Hannibal Regional intends to purchase a linear accelerator and build a facility to house it on a 240-acre property it purchased in 2022 in Kirksville. Attorneys for Binder tried to convince Walker that a memorandum of understanding with the city, where Hannibal Regional said it would open a hospital or buy the existing one if it became available, meant the certificate of need should be for a hospital instead of only the accelerator.

Walker wrote that the memorandum does not make the building that will house the accelerator a “health care facility” requiring its own certificate of need. Only the equipment requires the certificate of need, he wrote.

Walker also questioned whether Binder was truthful in the affidavit she filed stating she objected to the spending item based on “knowledge of the facts” regarding appropriations, veto considerations and certificate of need applications.

Under questioning at the December trial, Binder admitted she had limited knowledge of how state appropriations work, the regulatory oversight for building new health care facilities or other key issues in the case.
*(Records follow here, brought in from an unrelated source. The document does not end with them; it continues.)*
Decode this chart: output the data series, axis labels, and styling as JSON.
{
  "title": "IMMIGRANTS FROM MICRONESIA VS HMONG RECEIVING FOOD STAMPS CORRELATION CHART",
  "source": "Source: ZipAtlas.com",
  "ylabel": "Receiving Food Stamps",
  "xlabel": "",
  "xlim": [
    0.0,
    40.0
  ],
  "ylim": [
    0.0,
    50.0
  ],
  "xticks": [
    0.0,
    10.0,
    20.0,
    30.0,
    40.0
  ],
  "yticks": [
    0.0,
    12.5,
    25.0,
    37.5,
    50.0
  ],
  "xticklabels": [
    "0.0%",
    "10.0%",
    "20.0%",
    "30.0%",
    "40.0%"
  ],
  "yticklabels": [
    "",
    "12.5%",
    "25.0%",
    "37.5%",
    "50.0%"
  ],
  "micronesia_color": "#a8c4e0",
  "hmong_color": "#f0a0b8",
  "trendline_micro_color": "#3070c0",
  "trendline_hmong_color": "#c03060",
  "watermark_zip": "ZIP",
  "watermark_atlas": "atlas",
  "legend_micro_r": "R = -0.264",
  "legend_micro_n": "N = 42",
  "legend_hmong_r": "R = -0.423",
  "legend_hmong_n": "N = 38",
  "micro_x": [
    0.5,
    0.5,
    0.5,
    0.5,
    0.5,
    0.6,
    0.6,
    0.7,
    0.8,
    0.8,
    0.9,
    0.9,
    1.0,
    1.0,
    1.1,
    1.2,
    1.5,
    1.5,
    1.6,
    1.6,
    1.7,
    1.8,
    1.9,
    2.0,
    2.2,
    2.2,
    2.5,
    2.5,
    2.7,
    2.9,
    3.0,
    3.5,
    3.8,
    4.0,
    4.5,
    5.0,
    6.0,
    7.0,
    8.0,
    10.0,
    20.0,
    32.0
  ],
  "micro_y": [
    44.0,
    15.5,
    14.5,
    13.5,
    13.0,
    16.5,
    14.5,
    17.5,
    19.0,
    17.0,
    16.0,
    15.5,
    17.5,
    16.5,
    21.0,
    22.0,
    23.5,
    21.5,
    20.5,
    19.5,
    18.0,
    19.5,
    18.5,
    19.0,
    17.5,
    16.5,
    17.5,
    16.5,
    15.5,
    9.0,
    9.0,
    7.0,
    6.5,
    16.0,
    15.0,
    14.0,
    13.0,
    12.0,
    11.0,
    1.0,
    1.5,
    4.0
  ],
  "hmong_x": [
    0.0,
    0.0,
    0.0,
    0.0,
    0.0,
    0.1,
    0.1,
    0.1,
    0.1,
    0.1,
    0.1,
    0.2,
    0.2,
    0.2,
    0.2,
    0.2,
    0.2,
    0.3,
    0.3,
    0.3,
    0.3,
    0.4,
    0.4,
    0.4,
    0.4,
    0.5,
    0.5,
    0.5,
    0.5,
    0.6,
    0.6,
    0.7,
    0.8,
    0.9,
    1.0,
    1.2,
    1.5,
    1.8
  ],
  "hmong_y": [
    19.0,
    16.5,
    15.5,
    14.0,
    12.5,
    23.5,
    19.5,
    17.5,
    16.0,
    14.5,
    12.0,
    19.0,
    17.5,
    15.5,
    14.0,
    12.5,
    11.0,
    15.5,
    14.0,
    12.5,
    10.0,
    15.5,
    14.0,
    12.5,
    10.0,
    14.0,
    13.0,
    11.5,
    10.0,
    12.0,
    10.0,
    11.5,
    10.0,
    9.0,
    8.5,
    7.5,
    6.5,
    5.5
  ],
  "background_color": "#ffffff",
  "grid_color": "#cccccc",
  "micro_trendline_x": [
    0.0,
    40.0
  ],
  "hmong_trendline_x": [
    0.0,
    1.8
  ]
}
“I don’t understand the legal jargon without having it in front of me,” Binder said. “I am just a regular old taxpayer concerned about taxpayer dollars.”

That, Walker wrote, shows Binder’s affidavit contains information she did not personally know.

“At trial,” Walker wrote, “she confirmed she had no firsthand knowledge of the information contained in her affidavit and that all the information in her affidavit came from her attorneys or from someone else.”